The default listening port for mongod is 27017. 28017 is where we can point our web browser in order to get some statistics. The default listening IPs are all IPs i.e. mongod listens on all IPs and ports, including RFC 1918 ones which are: the loopback device/address/network 127.0.0.0/8, the private class A network 10.0.0.0/8, the private class B network 172.16.0.0/12 and of course also the private class C network 192.168.0.0/16 amongst others.

Both, listening port and IP address, can be changed either by using the CLI (Command Line Interface) switches --port and --bind_ip or the configuration file which we can figure out by looking at the run-time configuration.

Automatic Backups

Yes, possible. The manual way is to use mongodump and mongorestore which in fact use mongoexport and mongoimport respectively.

One might use --drop with mongorestore to drop the collection(s) first in order to make sure that the restored collection(s) is/are a bit-by-bit reflection of the source collection.

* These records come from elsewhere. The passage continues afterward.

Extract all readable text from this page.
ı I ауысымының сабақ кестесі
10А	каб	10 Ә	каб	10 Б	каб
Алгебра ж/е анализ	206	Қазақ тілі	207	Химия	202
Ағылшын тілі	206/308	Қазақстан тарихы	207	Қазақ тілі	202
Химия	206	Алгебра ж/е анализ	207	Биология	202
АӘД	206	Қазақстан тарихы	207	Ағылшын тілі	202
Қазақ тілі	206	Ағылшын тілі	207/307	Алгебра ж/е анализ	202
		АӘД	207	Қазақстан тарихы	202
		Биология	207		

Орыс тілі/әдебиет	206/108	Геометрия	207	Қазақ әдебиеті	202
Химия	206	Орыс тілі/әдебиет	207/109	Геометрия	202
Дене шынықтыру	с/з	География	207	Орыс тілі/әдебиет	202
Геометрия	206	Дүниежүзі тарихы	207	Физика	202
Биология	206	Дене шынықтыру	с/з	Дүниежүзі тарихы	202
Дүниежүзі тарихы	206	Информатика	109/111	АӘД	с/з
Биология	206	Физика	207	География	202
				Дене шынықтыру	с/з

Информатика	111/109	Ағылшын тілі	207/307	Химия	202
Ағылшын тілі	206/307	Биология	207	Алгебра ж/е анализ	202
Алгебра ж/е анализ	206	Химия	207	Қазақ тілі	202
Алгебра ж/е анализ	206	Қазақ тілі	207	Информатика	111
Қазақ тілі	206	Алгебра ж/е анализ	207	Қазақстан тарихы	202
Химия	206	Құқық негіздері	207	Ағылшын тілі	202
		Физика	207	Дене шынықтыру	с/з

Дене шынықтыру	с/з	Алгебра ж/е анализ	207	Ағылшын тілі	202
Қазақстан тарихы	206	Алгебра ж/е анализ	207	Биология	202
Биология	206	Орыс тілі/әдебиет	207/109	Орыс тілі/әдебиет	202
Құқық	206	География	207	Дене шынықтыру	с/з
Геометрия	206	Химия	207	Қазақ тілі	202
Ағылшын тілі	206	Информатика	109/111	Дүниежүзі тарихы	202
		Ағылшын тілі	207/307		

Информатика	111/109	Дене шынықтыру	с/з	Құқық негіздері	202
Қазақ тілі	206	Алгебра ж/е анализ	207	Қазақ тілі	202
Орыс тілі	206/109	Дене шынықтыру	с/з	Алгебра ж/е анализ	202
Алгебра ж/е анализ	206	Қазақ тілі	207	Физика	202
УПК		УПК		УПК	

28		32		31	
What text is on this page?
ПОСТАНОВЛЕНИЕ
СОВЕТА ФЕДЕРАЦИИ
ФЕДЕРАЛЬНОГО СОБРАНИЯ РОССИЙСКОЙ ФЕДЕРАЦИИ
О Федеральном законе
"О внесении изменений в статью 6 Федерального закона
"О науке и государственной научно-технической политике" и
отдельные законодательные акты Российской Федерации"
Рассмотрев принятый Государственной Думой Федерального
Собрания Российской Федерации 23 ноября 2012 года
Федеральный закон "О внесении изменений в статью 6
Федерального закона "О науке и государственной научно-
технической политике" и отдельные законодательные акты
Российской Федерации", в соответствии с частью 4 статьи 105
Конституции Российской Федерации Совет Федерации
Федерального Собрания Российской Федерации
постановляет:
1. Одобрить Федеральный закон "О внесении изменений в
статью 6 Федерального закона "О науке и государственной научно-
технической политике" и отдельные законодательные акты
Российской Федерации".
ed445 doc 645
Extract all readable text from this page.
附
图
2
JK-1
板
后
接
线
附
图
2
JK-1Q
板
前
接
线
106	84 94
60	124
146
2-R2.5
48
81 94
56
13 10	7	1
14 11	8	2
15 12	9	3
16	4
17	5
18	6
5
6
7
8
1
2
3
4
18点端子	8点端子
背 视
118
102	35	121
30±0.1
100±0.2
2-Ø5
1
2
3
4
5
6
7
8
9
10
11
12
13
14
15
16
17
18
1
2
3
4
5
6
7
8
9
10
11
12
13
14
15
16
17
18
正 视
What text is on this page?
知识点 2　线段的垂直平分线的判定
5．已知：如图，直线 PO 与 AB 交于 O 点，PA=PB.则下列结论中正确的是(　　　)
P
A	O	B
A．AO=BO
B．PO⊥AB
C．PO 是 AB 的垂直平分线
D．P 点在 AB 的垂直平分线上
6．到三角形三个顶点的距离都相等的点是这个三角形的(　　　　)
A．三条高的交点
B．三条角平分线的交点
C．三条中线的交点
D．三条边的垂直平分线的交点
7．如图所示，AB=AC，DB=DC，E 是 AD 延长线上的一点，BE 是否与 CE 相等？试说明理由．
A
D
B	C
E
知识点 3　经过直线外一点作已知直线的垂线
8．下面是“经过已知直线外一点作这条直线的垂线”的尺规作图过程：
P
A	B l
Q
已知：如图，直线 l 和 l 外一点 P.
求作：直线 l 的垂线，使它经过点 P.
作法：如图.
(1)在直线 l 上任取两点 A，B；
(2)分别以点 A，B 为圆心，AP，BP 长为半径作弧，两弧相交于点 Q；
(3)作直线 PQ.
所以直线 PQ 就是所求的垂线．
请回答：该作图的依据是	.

Go here for more information on backups and especially recovery.

getSisterDB()

We can use it to get ourselves references to databases which not just saves a lot of typing but is, once we got used to using it, a lot more intuitive:

 1  sa@wks:~/mm/new$ mongo
 2  MongoDB shell version: 1.5.2-pre-
 3  url: test
 4  connecting to: test
 5  type "help" for help
 6  > db.getCollectionNames();
 7  [ "fs.chunks", "fs.files", "people", "system.indexes", "test" ]
 8  > reference_to_test_db = db.getSisterDB('test');
 9  test
10  > reference_to_test_db.getCollectionNames();
11  [ "fs.chunks", "fs.files", "people", "system.indexes", "test" ]
12  > use admin
13  switched to db admin
14  > reference_to_test_db.getCollectionNames();
15  [ "fs.chunks", "fs.files", "people", "system.indexes", "test" ]
16  > bye
17  sa@wks:~/mm/new$

Note how we get a reference to our test database in line 8 and how it is used in lines 10 and even line 14, after switching from our test database to the admin database. getCollectionNames() has just been chosen as an example, it could have been any other command as well of course.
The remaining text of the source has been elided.